PulseGAN improved the mean absolute error of AVNN by 20.85% and 41.19%, and SDNN by 20.28% and 37.53%, compared to DAE and CHROM respectively in cross-database testing.
The PulseGAN framework significantly improves the quality of remote photoplethysmography pulse waveforms from facial videos, enabling more accurate extraction of heart rate variability features.
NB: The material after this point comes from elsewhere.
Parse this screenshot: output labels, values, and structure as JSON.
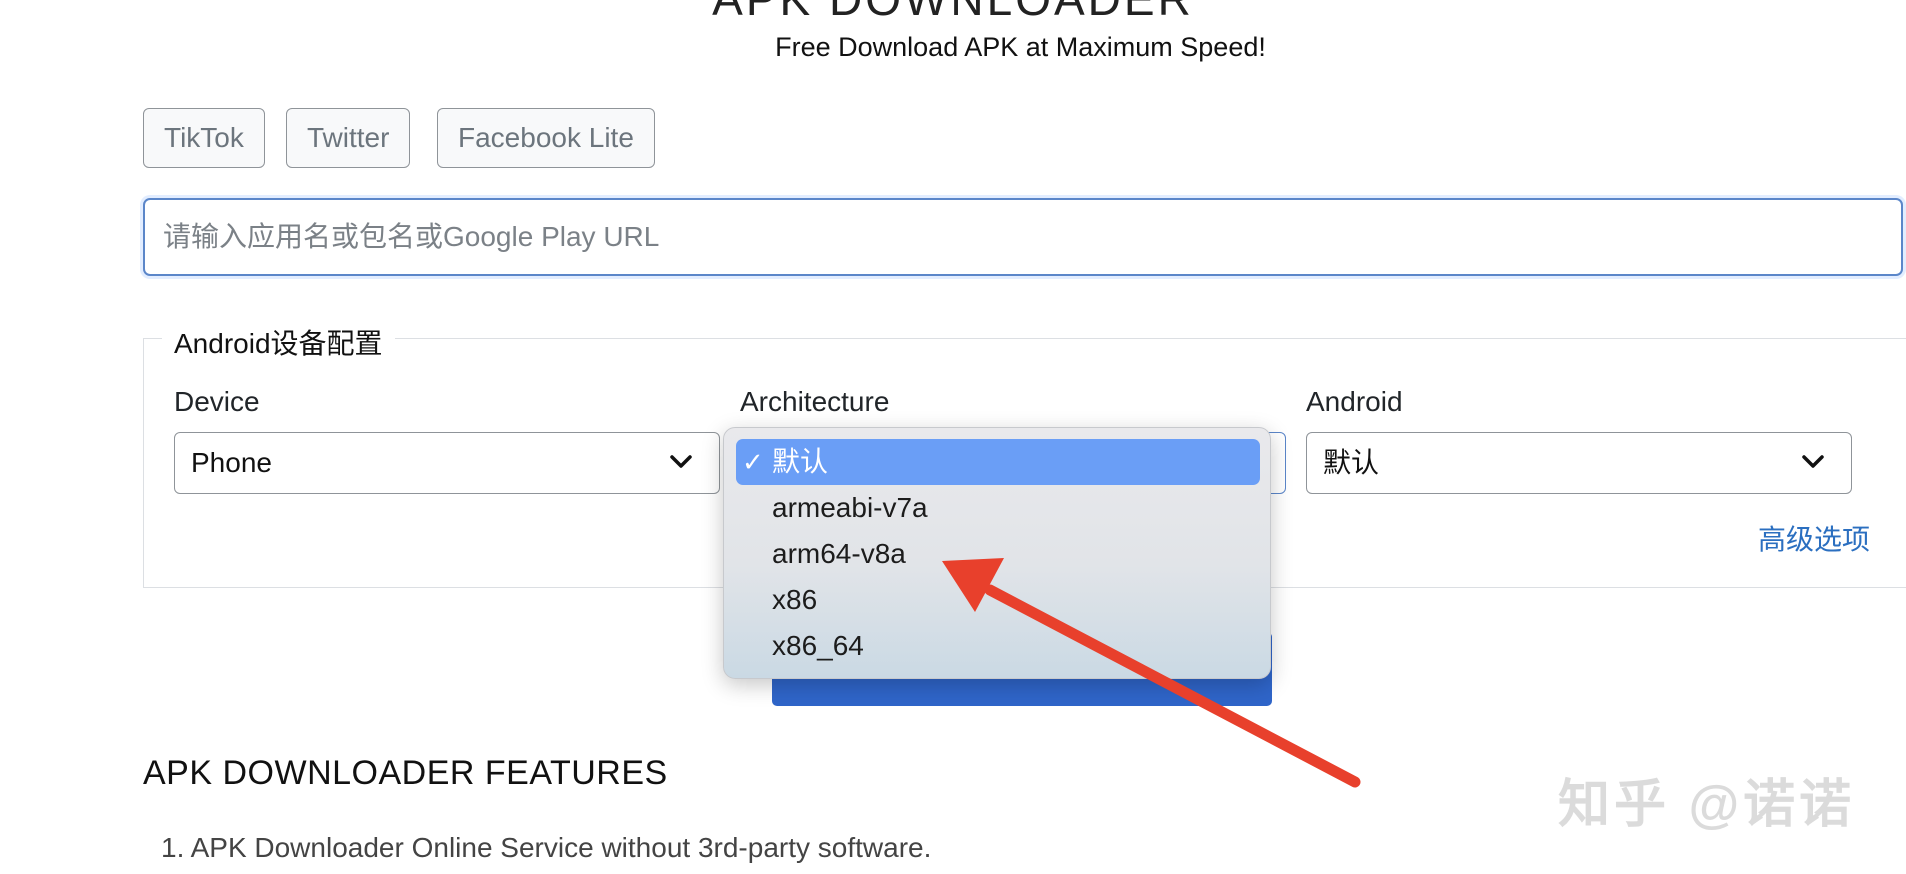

Effect estimate: 20.85% improvement
Absolute Event Rate: 14.88% vs 18.8%
Remote photoplethysmography (rPPG) is a non-contact technique for measuring cardiac signals from facial videos. High-quality rPPG pulse signals are urgently demanded in many fields, such as health monitoring and emotion recognition. However, most of the existing rPPG methods can only be used to get average heart rate (HR) values due to the limitation of inaccurate pulse signals. In this paper, a new framework based on generative adversarial network, called PulseGAN, is introduced to generate realistic rPPG pulse signals through denoising the chrominance (CHROM) signals. Considering that the cardiac signal is quasi-periodic and has apparent time-frequency characteristics, the error losses defined in time and spectrum domains are both employed with the adversarial loss to enforce the model generating accurate pulse waveforms as its reference. The proposed framework is tested on three public databases. The results show that the PulseGAN framework can effectively improve the waveform quality, thereby enhancing the accuracy of HR, the interbeat interval (IBI) and the related heart rate variability (HRV) features. The proposed method significantly improves the quality of waveforms compared to the input CHROM signals, with the mean absolute error of AVNN (the average of all normal-to-normal intervals) reduced by 41.19%, 40.45%, 41.63%, and the mean absolute error of SDNN (the standard deviation of all NN intervals) reduced by 37.53%, 44.29%, 58.41%, in the cross-database test on the UBFC-RPPG, PURE, and MAHNOB-HCI databases, respectively. This framework can be easily integrated with other existing rPPG methods to further improve the quality of waveforms, thereby obtaining more reliable IBI features and extending the application scope of rPPG techniques.
Song et al. (Wed,) conducted a other in Healthy (n=89). PulseGAN vs. Denoising autoencoder (DAE) and CHROM was evaluated on Mean absolute error of AVNN (AVNNmae) in cross-database test (20.85% improvement). PulseGAN improved the mean absolute error of AVNN by 20.85% and 41.19%, and SDNN by 20.28% and 37.53%, compared to DAE and CHROM respectively in cross-database testing.